Here are the main takeaways from President Biden’s Executive Order on cryptocurrency.
The Order directs federal agencies to take a unified approach and create strategies that will enable the U.S. to take a leadership role in digital asset technologies.
“The United States has an interest in ensuring that it remains at the forefront of responsible development and design of digital assets and the technology that underpins new forms of payments and capital flows in the international financial system . . .,” part of the Order reads.
The Order also directs the Government to explore the possibility of launching a U.S. Central Bank Digital Currency (CBDC):
“These efforts should include . . . and the actions required to launch a United States CBDC if doing so is deemed to be in the national interest.”
Further, the Secretary of Treasury, in consultation with other agencies, is directed to submit a comprehensive report within 180 days of the issuance of the Order on the feasibility and the implications of a U.S. CBDC.
The report also needs to assess the threats of foreign CBDCs to U.S. financial and national security:
“. . . shall submit to the president a report on . . . (v) the extent to which foreign CBDCs could displace existing currencies and alter the payment system in ways that could undermine United States financial centrality; (vi) the potential implications for national security and financial crime . . .”
The Order further directs federal agencies to assess the risk digital assets pose to U.S. residents.
“One section of the report shall address the conditions that would drive mass adoption of different types of digital assets and the risks and opportunities such growth might present to United States consumers, investors, and businesses.”
Finally, it calls on these agencies to recommend actions, including proposing regulation and legislation, to protect consumers, investors, and businesses.
In total, the Executive Order is a comprehensive set of proposals that directs U.S. federal agencies to work in cohesion to fully investigate the potential impact of crypto and how it can be utilized and regulated.

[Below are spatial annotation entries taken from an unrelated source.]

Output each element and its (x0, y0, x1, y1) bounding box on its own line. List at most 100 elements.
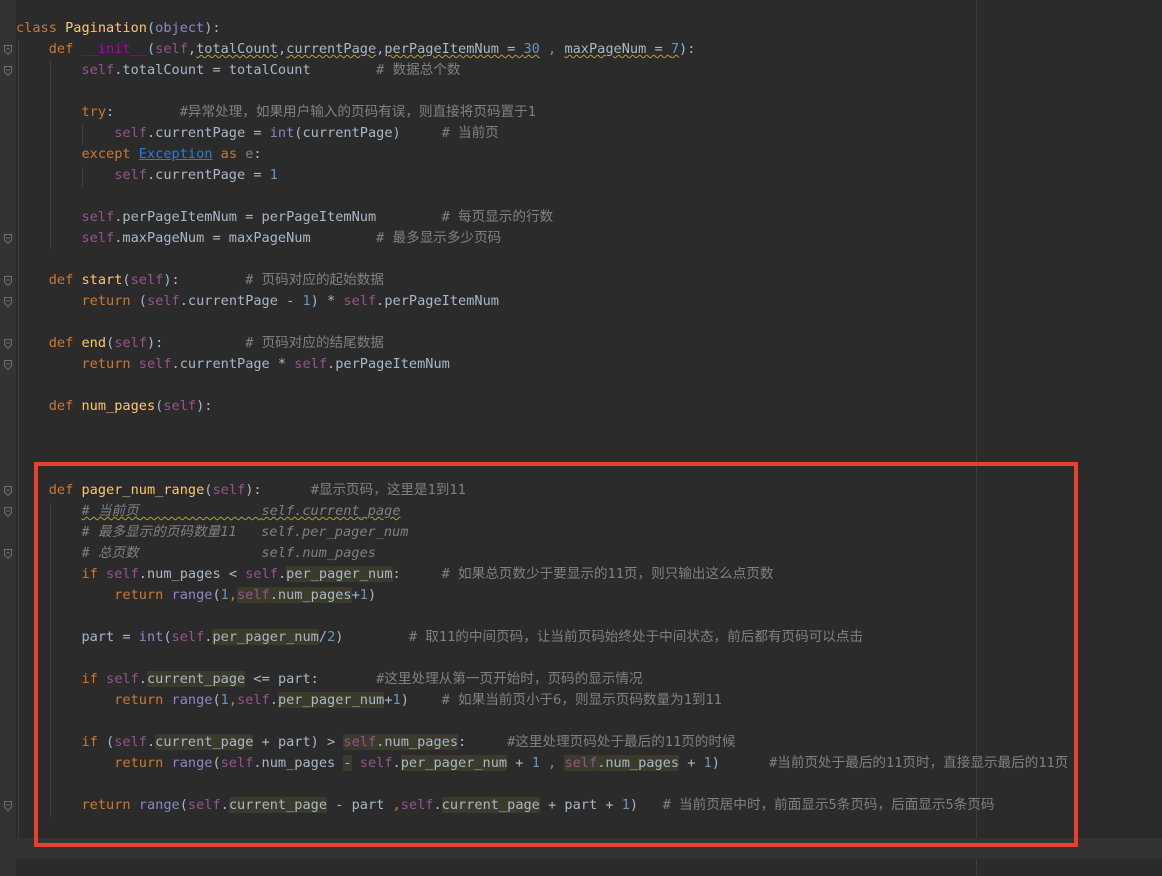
code-token: range (171, 692, 213, 708)
code-token: self (294, 356, 328, 372)
code-token: if (81, 566, 107, 582)
code-token: # 每页显示的行数 (441, 209, 554, 225)
code-line[interactable]: if self.num_pages < self.per_pager_num: … (16, 564, 773, 585)
code-token: totalCount (196, 41, 278, 57)
code-token: ( (163, 629, 172, 645)
fold-marker-icon[interactable] (4, 297, 12, 307)
code-token: #这里处理从第一页开始时，页码的显示情况 (376, 671, 643, 687)
code-token: self (237, 587, 270, 603)
code-line[interactable]: return range(self.num_pages - self.per_p… (16, 753, 1068, 774)
code-line[interactable]: # 最多显示的页码数量11 self.per_pager_num (16, 522, 408, 543)
code-token: try (81, 104, 107, 120)
fold-marker-icon[interactable] (4, 360, 12, 370)
code-line[interactable]: # 总页数 self.num_pages (16, 543, 376, 564)
code-token: end (81, 335, 107, 351)
fold-marker-icon[interactable] (4, 339, 12, 349)
fold-marker-icon[interactable] (4, 507, 12, 517)
code-token: per_pager_num (212, 629, 319, 645)
code-token: # 最多显示多少页码 (376, 230, 502, 246)
code-line[interactable]: part = int(self.per_pager_num/2) # 取11的中… (16, 627, 863, 648)
code-token: + part + (539, 797, 622, 813)
code-line[interactable]: def pager_num_range(self): #显示页码，这里是1到11 (16, 480, 466, 501)
code-token: + (507, 755, 532, 771)
code-line[interactable]: self.totalCount = totalCount # 数据总个数 (16, 60, 460, 81)
code-token: # 页码对应的结尾数据 (245, 335, 384, 351)
code-token: # 最多显示的页码数量11 self.per_pager_num (81, 524, 409, 540)
code-token: , (187, 41, 197, 57)
code-token: except (81, 146, 139, 162)
code-token: : (253, 146, 262, 162)
fold-marker-icon[interactable] (4, 234, 12, 244)
code-line[interactable]: # 当前页 self.current_page (16, 501, 400, 522)
code-line[interactable]: return range(1,self.num_pages+1) (16, 585, 376, 606)
code-line[interactable]: return range(1,self.per_pager_num+1) # 如… (16, 690, 722, 711)
code-token: : (458, 734, 508, 750)
code-token: # 总页数 self.num_pages (81, 545, 376, 561)
code-token: 1 (392, 692, 401, 708)
fold-marker-icon[interactable] (4, 66, 12, 76)
code-token: . (138, 671, 147, 687)
code-line[interactable]: def start(self): # 页码对应的起始数据 (16, 270, 384, 291)
code-line[interactable]: if (self.current_page + part) > self.num… (16, 732, 736, 753)
code-token: #当前页处于最后的11页时，直接显示最后的11页 (769, 755, 1069, 771)
code-line[interactable]: class Pagination(object): (16, 18, 221, 39)
code-line[interactable]: self.currentPage = 1 (16, 165, 278, 186)
code-line[interactable]: return (self.currentPage - 1) * self.per… (16, 291, 499, 312)
code-token: return (81, 293, 139, 309)
code-token: ( (106, 734, 115, 750)
code-token: return (114, 692, 172, 708)
code-line[interactable]: if self.current_page <= part: #这里处理从第一页开… (16, 669, 643, 690)
code-line[interactable]: self.maxPageNum = maxPageNum # 最多显示多少页码 (16, 228, 501, 249)
code-token: .num_pages < (138, 566, 246, 582)
code-token: ( (122, 272, 131, 288)
fold-marker-icon[interactable] (4, 801, 12, 811)
code-token: ( (146, 41, 156, 57)
code-token: self (114, 335, 147, 351)
code-token: .num_pages (376, 734, 459, 750)
code-token: 1 (269, 167, 278, 183)
code-line[interactable]: return range(self.current_page - part ,s… (16, 795, 994, 816)
code-token: .totalCount = totalCount (114, 62, 377, 78)
fold-marker-icon[interactable] (4, 549, 12, 559)
editor-gutter[interactable] (0, 0, 16, 876)
code-token: int (269, 125, 295, 141)
code-line[interactable]: def num_pages(self): (16, 396, 213, 417)
code-token: ( (212, 587, 221, 603)
code-line[interactable]: try: #异常处理，如果用户输入的页码有误，则直接将页码置于1 (16, 102, 535, 123)
code-token: perPageItemNum = (384, 41, 524, 57)
code-line[interactable]: except Exception as e: (16, 144, 262, 165)
code-token: + (679, 755, 704, 771)
code-token: self (359, 755, 393, 771)
code-token: return (114, 587, 172, 603)
code-token: self (155, 41, 188, 57)
code-token: 7 (670, 41, 680, 57)
code-token: def (48, 41, 82, 57)
code-line[interactable]: self.currentPage = int(currentPage) # 当前… (16, 123, 499, 144)
fold-marker-icon[interactable] (4, 486, 12, 496)
code-token: self (171, 629, 205, 645)
code-token: currentPage (286, 41, 377, 57)
code-token: self (81, 209, 115, 225)
code-token: .perPageItemNum (376, 293, 499, 309)
code-line[interactable]: return self.currentPage * self.perPageIt… (16, 354, 449, 375)
code-token: + (384, 692, 393, 708)
code-line[interactable]: def __init__(self,totalCount,currentPage… (16, 39, 696, 60)
fold-marker-icon[interactable] (4, 276, 12, 286)
code-token: .perPageItemNum = perPageItemNum (114, 209, 442, 225)
code-token: # 如果当前页小于6，则显示页码数量为1到11 (441, 692, 722, 708)
code-line[interactable]: def end(self): # 页码对应的结尾数据 (16, 333, 384, 354)
code-line[interactable]: self.perPageItemNum = perPageItemNum # 每… (16, 207, 553, 228)
code-token: ( (212, 755, 221, 771)
fold-marker-icon[interactable] (4, 45, 12, 55)
code-token: , (539, 41, 565, 57)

You can find the verbatim text of the order here.
In addition, the price of Bitcoin rose almost 9% overnight before the order was signed, as the Treasury released a now-deleted statement leaking some of the details ahead of time, demonstrating the positive stance the Biden Administration is taking regarding cryptocurrencies.
Considering the actions of state legislators and the largest stock exchange in the world, combined with the new approach by the Federal Government, the future of crypto is clear – it will become mainstream and regulated, for better or for worse.